PLM systems have a somewhat negative reputation in the engineering market. Many firms wrestle implementing them and sometimes end up being a lot more expensive than originally intended.
PDM, is much more popular but firms can end up running parallel systems in different departments or subsidiaries. A broader adoption of the cloud, which will eventually happen, however anyone feels about security will move both PLM and PDM to reside in the cloud because it will offer benefits in terms of cost, mobility and collaboration.
Kenesto originally started as a web-based engineering document process company for creating highly configurable worklows. Over time it has broadened into a ‘collaboration platform‘, offering many PLM and PDM capabilities as a cloud service, namely engineering change requests, bid proposals, and change orders.
The company is steered by industry veteran Mike Payne — responsible for the creation of Pro/Engineer, SolidWorks, SpaceClaim — and Stephen Bodnar, who oversaw PTC’s Windchill and more recently was integral to the development of Autodesk’s PLM 360 service.
While the net result of Kenesto is the automation of complex workflows, the interface and use of templates enable a quick start. There are projects, workspaces and teams. Team members can be spread across many companies, divisions and geographic locations.

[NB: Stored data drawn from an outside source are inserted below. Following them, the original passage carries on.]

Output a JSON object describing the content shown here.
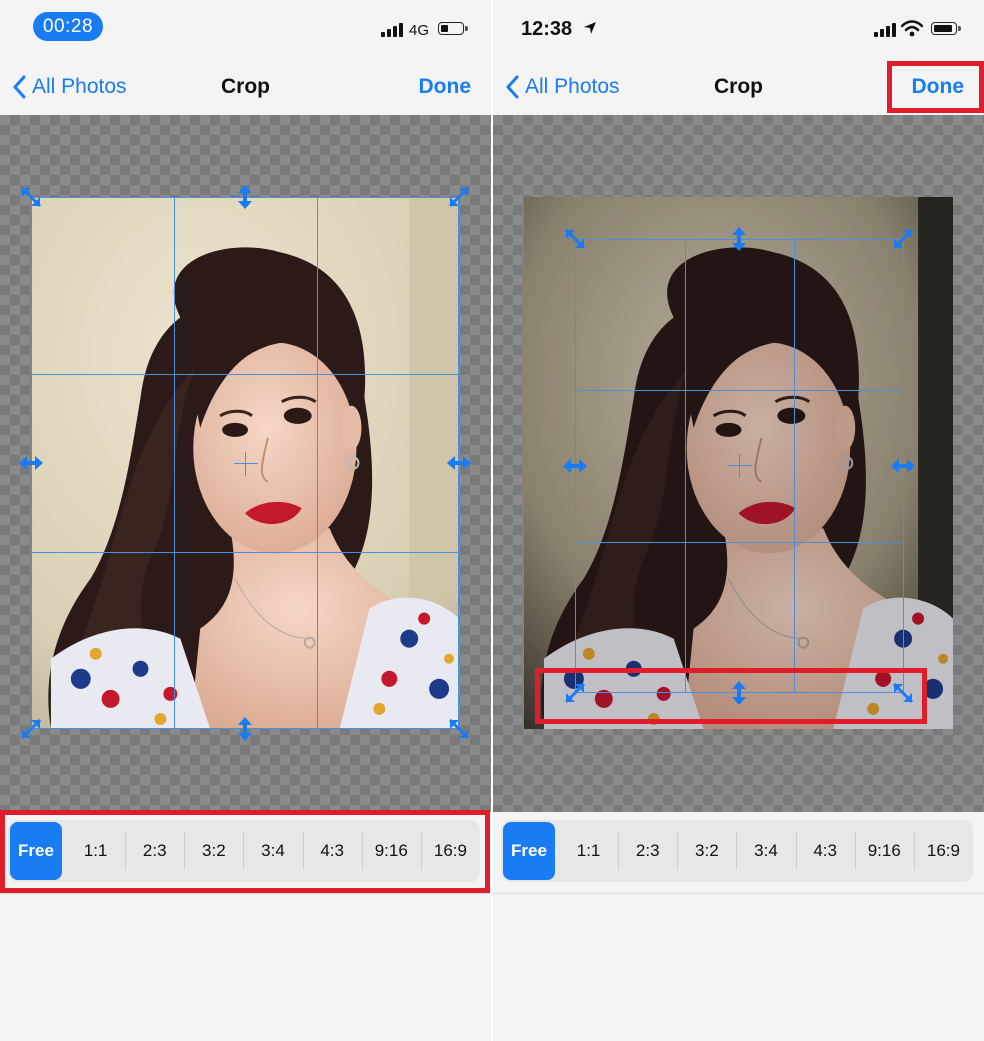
{
  "left": {
    "status": {
      "time": "00:28",
      "network": "4G"
    },
    "nav": {
      "back_label": "All Photos",
      "title": "Crop",
      "done_label": "Done"
    },
    "ratios": [
      "Free",
      "1:1",
      "2:3",
      "3:2",
      "3:4",
      "4:3",
      "9:16",
      "16:9"
    ],
    "selected_ratio": "Free"
  },
  "right": {
    "status": {
      "time": "12:38"
    },
    "nav": {
      "back_label": "All Photos",
      "title": "Crop",
      "done_label": "Done"
    },
    "ratios": [
      "Free",
      "1:1",
      "2:3",
      "3:2",
      "3:4",
      "4:3",
      "9:16",
      "16:9"
    ],
    "selected_ratio": "Free"
  },
  "colors": {
    "accent": "#1a7cf5",
    "highlight": "#e01e2b",
    "grid": "#4a8fe0"
  },
  "icons": [
    "chevron-left-icon",
    "diagonal-resize-icon",
    "vertical-resize-icon",
    "horizontal-resize-icon",
    "location-arrow-icon",
    "wifi-icon",
    "signal-icon",
    "battery-icon"
  ]
}
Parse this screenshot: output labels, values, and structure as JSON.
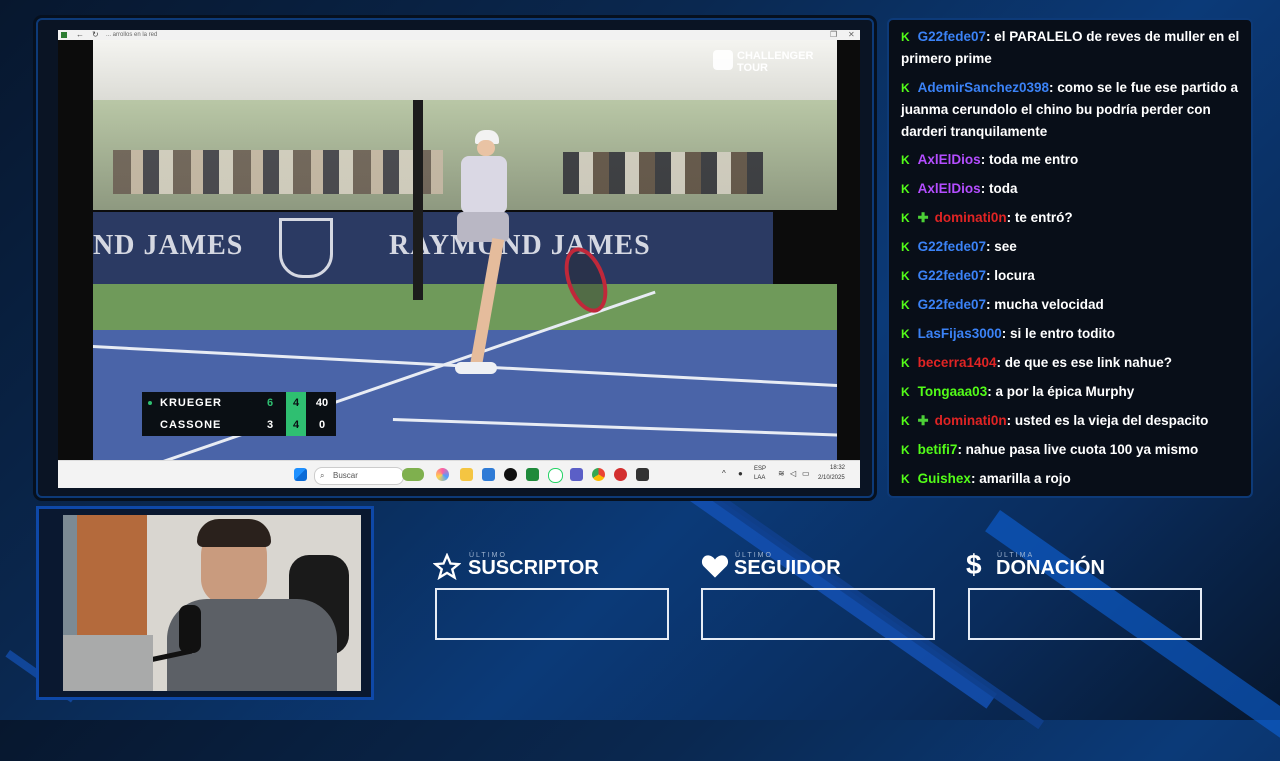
{
  "stream": {
    "browser_tab_title": "... arrollos en la red",
    "watermark": "CHALLENGER TOUR",
    "sponsor_banner": "RAYMOND JAMES",
    "sponsor_banner_left": "ND JAMES"
  },
  "scoreboard": {
    "players": [
      {
        "name": "KRUEGER",
        "sets": "6",
        "games": "4",
        "points": "40",
        "serving": true
      },
      {
        "name": "CASSONE",
        "sets": "3",
        "games": "4",
        "points": "0",
        "serving": false
      }
    ]
  },
  "taskbar": {
    "search_placeholder": "Buscar",
    "lang": "ESP",
    "lang2": "LAA",
    "time": "18:32",
    "date": "2/10/2025"
  },
  "chat": {
    "messages": [
      {
        "user": "G22fede07",
        "color": "#3b82f6",
        "text": ": el PARALELO de reves de muller en el primero prime",
        "extra_badge": false
      },
      {
        "user": "AdemirSanchez0398",
        "color": "#3b82f6",
        "text": ": como se le fue ese partido a juanma cerundolo el chino bu podría perder con darderi tranquilamente",
        "extra_badge": false
      },
      {
        "user": "AxlElDios",
        "color": "#b44dff",
        "text": ": toda me entro",
        "extra_badge": false
      },
      {
        "user": "AxlElDios",
        "color": "#b44dff",
        "text": ": toda",
        "extra_badge": false
      },
      {
        "user": "dominati0n",
        "color": "#e02424",
        "text": ": te entró?",
        "extra_badge": true
      },
      {
        "user": "G22fede07",
        "color": "#3b82f6",
        "text": ": see",
        "extra_badge": false
      },
      {
        "user": "G22fede07",
        "color": "#3b82f6",
        "text": ": locura",
        "extra_badge": false
      },
      {
        "user": "G22fede07",
        "color": "#3b82f6",
        "text": ": mucha velocidad",
        "extra_badge": false
      },
      {
        "user": "LasFijas3000",
        "color": "#3b82f6",
        "text": ": si le entro todito",
        "extra_badge": false
      },
      {
        "user": "becerra1404",
        "color": "#e02424",
        "text": ": de que es ese link nahue?",
        "extra_badge": false
      },
      {
        "user": "Tongaaa03",
        "color": "#53fc18",
        "text": ": a por la épica Murphy",
        "extra_badge": false
      },
      {
        "user": "dominati0n",
        "color": "#e02424",
        "text": ": usted es la vieja del despacito",
        "extra_badge": true
      },
      {
        "user": "betifi7",
        "color": "#53fc18",
        "text": ": nahue pasa live cuota 100 ya mismo",
        "extra_badge": false
      },
      {
        "user": "Guishex",
        "color": "#53fc18",
        "text": ": amarilla a rojo",
        "extra_badge": false
      }
    ]
  },
  "alerts": [
    {
      "sub": "ÚLTIMO",
      "title": "SUSCRIPTOR",
      "icon": "star-icon",
      "value": ""
    },
    {
      "sub": "ÚLTIMO",
      "title": "SEGUIDOR",
      "icon": "heart-icon",
      "value": ""
    },
    {
      "sub": "ÚLTIMA",
      "title": "DONACIÓN",
      "icon": "dollar-icon",
      "value": ""
    }
  ],
  "colors": {
    "kick_green": "#53fc18",
    "frame_blue": "#0d3a78",
    "score_green": "#2fbf71"
  }
}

Workflows are constructed between team members in a highly graphical way, forms can be easily created and attached to activities, which prompt defined users to complete tasks within set timeframes, supports signature sign off.
Standard engineering processes like change requests can be constructed and visualised, Kenesto providing a full audit trail with reporting.
The service has a deep understanding of 3D model file formats and an extract bill of materials from assemblies and can be used to manage at the part level.
Recently announced at SolidWorks World, Kenesto has reinvented the Network drive for SMEs with its cloud-based version ‘Kenesto Drive’.
You may think this could be Dropbox but this comes with all of Kenesto’s intelligence for automatic file versioning, file locking, automated back-up, sharing, assembly support, off-line access, document-centric discussions and project based file organisation.
Dropbox is really just a cloud drive, with no intelligence and only some basic recovery tools for deleted files. Kenesto’s seamless management layer provides a suite of PDM tools without being overbearing or obstructive to design teams. The automatic revisioning means nothing can be over written and with deep knowledge of the CAD formats can make sense of the assembly and BOM.
The Kenesto Drive solution needs no deployment as it’s a cloud service and extends an engineer’s current desktop environment as it looks the same as working locally.
There’s just enough PDM capabilities to be effective but not too many to overwhelm a small to medium sized company with PLM-level constraints. Kenesto Drive will be available in mid-March for subscribers to the Kenesto service.
Kenesto is written in HTML5 and can run in any browser, or mobile device — Kenesto access is ubiquitous. As Kenesto doesn’t have a CAD solution it’s also independent and works with all the usual proprietary file formats.
The feature set is mature enough to compete against established server-based PDM and with workflow, even PLM systems but without a lot of the pain or the cost.
The introduction of Kenesto Drive is also a valuable offering for small firms that have started to utilise the web for storing and sharing files but are doing so without any degree of document management.
Being able to continue this, with the advantages of revision control alone, are a huge benefit. The additional functionality and collaboration features make it excellent value for money.